Russell Arben Fox has treated us to his reflections of the recently concluded APSA here. It would be surprising if there were anything as thematic as what he reports here, given that the Association's annual meeting is a sprawling and massive sea of academics who at best gather in cliques of academic specialty, ideological similarity, or graduate school memories.
But, perhaps at least by the sheer fact of its name, there was in the past one common thing that held the Association together: at one point, it might have been understood what the word "American" meant in the association's title. "American" designated an association that was physically located in, and even derived its identity from, the United States of America. While not limited to American citizens or faculty working in America, the designation indicated at the very least that the Association was born in the recognition of the basic claims and reality of nations.
In holding the recent conference in Toronto, Canada, the Association (and, by extension, the profession) has implicitly raised a question about this basic identification. I say "implicitly" because I know of no sustained discussion of the decision to place the Association meeting outside of the United States. Recently the decision to site the conference in New Orleans in 2011 received discipline-wide scrutiny because of perceptions that Louisiana law would make it an unwelcome location for gays; however, the decision to locate the recently concluded meeting in Canada received little comparable scrutiny (a small "retaliation" protest raised questions about academic free speech in light of Canada's "Human Rights Commissions," but was summarily dismissed by the Association and received only modest attention. Most of its signatories attended the conference).
Coming on the wake of a panel at last year's meeting in which it was discussed - and an Association committee was formed to explore - whether the subfield of "American Government" should be eliminated as an outmoded nation-centered field that gives undue recognition or stress upon a particular place, the Association's under-discussed decision to site the annual meeting in Canada gives pause. "Political Science" - like all the social sciences - was created under the aspiration to treat human phenomena with the same form of scientific objectivity, analysis, and rigor as was taking place in the natural sciences. A distinctive feature of the natural sciences is its universality - what is discovered by a particular researcher in one place is and ought to be available and replicable by a researcher anywhere else on the globe. Scientists often consider themselves to be a society of investigators who transcend place and time.
By contrast, the study of human things - especially politics - at least in its inception implied the recognition of the reality of human particularlity - meaning place, history, culture, politics, identity, loyalty, exclusion, patriotism, war, solidarity, and so on. The American Political Science Association was born of a mixed or even confused mandate: aspire to the objective, universal and disembodied condition of the natural sciences in the study of the human phenomenon of politics. If the word "Science" in the title "American Political Science Association" implied one way of being in the world, the other three words - "American," "Political," and "Association" - cut against the implications of that particular vocation. If largely understated, it was long understood that the field of American Government was legitimate because it mattered where one lived, and further, that one's students know more about one's own polity than those of other nations. Citizenship was a large component in the consideration of what mattered.

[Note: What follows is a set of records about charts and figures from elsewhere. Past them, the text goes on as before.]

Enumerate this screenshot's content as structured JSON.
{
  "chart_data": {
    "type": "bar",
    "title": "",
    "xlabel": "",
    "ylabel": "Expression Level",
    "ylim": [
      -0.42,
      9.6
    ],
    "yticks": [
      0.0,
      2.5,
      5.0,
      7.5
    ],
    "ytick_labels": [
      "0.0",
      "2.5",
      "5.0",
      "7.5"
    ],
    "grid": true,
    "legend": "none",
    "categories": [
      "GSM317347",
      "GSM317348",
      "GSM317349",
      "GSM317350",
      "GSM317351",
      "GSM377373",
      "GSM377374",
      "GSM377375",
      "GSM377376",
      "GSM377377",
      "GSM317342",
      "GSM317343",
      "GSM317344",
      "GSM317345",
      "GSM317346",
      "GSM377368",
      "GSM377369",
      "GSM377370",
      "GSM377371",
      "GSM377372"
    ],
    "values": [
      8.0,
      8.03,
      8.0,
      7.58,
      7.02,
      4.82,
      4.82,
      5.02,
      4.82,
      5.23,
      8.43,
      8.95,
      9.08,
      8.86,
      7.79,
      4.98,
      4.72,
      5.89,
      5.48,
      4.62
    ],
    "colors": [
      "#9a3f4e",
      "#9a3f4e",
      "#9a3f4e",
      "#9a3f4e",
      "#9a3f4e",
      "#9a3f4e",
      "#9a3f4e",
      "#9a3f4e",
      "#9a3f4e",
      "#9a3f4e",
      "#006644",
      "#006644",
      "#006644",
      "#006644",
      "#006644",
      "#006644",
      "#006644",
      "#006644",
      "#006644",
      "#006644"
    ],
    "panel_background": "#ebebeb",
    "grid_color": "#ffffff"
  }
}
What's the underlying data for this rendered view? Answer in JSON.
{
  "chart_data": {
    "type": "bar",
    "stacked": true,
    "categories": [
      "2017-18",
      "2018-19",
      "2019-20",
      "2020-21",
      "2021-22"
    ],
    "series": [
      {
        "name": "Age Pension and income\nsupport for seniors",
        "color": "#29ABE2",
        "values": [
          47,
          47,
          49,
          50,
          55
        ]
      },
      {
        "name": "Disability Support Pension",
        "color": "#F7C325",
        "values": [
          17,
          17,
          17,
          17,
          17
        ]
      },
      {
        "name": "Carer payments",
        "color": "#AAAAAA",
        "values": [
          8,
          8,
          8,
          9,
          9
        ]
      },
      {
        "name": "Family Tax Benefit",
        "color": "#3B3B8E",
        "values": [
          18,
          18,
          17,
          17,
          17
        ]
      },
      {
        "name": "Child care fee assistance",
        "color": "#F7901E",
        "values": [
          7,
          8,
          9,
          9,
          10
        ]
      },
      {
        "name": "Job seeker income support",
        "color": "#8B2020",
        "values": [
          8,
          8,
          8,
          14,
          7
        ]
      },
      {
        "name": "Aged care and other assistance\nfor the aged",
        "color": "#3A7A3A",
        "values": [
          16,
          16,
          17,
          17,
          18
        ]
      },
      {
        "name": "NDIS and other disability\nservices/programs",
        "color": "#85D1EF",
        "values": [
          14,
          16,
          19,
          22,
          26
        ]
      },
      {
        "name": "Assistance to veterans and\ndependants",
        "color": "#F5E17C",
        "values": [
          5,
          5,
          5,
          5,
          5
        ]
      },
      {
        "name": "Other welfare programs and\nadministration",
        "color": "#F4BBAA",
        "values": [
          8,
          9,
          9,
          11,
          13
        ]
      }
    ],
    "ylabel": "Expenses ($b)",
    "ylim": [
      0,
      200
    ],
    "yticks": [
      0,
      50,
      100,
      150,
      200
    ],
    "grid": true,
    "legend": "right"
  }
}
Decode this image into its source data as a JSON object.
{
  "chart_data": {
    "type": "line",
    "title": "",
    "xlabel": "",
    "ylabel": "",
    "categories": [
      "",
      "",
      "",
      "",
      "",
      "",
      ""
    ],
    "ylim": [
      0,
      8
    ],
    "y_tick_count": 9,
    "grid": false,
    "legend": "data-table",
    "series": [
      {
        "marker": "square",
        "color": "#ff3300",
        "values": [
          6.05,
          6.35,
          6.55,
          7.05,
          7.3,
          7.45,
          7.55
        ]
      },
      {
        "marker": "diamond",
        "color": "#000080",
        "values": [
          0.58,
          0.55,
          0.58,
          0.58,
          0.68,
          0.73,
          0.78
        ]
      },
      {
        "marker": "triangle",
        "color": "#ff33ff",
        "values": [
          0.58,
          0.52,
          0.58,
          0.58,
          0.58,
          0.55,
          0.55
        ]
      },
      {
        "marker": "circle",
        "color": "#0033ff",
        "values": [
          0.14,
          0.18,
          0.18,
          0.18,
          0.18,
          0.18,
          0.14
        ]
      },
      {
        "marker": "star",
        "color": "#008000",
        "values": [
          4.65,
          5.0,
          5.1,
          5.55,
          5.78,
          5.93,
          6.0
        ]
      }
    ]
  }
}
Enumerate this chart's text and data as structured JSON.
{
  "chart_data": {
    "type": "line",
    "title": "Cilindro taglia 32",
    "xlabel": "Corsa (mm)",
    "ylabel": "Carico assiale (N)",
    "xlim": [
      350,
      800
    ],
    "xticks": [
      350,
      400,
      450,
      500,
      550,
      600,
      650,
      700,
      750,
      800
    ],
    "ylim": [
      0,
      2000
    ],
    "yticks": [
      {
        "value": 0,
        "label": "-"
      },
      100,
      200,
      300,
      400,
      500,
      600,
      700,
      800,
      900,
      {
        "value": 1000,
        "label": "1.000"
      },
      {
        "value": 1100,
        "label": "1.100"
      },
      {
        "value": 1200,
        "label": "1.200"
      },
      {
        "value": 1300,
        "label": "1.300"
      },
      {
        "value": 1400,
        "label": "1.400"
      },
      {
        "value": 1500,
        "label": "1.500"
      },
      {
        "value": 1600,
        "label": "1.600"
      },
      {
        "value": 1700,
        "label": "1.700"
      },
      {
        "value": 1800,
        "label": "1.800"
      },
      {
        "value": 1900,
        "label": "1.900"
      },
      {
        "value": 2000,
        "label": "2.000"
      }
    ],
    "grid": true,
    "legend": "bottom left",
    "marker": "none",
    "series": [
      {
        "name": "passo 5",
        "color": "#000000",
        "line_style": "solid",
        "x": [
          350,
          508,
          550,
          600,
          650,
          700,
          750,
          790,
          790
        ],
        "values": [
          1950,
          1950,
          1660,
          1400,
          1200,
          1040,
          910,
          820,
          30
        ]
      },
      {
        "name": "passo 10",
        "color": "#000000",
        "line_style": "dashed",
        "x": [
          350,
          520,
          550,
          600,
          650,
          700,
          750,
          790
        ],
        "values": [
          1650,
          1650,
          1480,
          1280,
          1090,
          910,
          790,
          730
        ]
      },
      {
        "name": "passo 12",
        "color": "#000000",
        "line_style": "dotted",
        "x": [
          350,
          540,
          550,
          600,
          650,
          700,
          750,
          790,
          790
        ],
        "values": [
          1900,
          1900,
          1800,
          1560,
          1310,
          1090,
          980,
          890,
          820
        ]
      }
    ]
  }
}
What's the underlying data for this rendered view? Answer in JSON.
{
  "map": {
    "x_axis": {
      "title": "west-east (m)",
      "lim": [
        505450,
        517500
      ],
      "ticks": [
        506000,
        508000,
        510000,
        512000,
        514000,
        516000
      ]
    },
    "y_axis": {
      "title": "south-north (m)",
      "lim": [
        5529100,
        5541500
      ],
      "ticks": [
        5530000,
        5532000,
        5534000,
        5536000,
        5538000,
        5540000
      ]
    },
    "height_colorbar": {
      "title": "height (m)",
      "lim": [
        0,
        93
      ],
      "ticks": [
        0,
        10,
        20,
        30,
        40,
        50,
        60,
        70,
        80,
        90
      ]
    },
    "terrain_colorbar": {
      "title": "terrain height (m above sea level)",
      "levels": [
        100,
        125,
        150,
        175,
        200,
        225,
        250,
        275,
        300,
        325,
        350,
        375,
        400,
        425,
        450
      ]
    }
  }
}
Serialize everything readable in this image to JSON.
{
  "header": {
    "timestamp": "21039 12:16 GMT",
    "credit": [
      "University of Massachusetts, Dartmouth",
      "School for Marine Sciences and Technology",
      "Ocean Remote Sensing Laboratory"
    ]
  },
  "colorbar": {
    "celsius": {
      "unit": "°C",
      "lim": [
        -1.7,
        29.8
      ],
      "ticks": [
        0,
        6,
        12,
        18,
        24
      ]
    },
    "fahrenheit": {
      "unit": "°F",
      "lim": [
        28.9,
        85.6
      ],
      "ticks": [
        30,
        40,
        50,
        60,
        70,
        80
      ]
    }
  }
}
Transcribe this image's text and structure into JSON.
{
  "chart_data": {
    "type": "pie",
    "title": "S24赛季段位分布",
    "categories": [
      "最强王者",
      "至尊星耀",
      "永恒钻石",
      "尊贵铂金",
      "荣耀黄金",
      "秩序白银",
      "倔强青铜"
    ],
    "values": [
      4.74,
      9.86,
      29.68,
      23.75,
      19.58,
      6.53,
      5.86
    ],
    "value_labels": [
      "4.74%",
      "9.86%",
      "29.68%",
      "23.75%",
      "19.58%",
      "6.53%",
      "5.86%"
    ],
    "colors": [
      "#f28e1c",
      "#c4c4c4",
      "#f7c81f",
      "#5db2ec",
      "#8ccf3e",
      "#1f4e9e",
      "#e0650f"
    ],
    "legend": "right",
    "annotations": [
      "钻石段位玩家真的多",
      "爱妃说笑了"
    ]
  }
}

The decision to site the most recent meeting in Canada was largely treated - if discussed at all - as an administrative and possibly tourist matter, a decision to encourage international comity. However, implicitly it raises some large questions that have gone largely unexplored. At this point in the history of the Association, does it make sense to continue to call it the "American" Political Science Association. Given drifts in the profession away from implicit recognition of the legitimacy of place and history and citizenship, why retain this marker of distinction? Does the decision to site the most recent meeting in Canada imply that we have become the North American Political Association? If so, is this not an offensive exclusion of Central and South America? At that point, why limit it at all to the Americas? How can it be further justified to hold the vast majority of annual meetings in the United States?
The Association and many of its members would doubtless tut-tut that any such prospects were clearly not the intention in its generous decision to spread some of its wealth and legitimizing aura north of the border. However, it's precisely by leaving the issue unexplored and underarticulated that the Association is sending strong signals about (at the very least) its tendency to be intentionally subject to the prevailing winds of transnationalism, globalism and cosmopolitanism. The aim is to be placeless, to show ourselves - as true scientists - to be citizens of the world, belonging at once everywhere and nowhere.
For the first time in probably 20 years, I did not attend this year's conference. I gladly remained home with family and friends on Labor Day weekend, ate barbeque, drank beer, saw a baseball game (appropriately enough, the team that was once located in Canada and is now housed in the nation's capital), and flew the American flag in honor of the American worker. On that weekend at least, I decided to behave as a father, husband, neighbor and citizen - and decidedly, not as a scientist.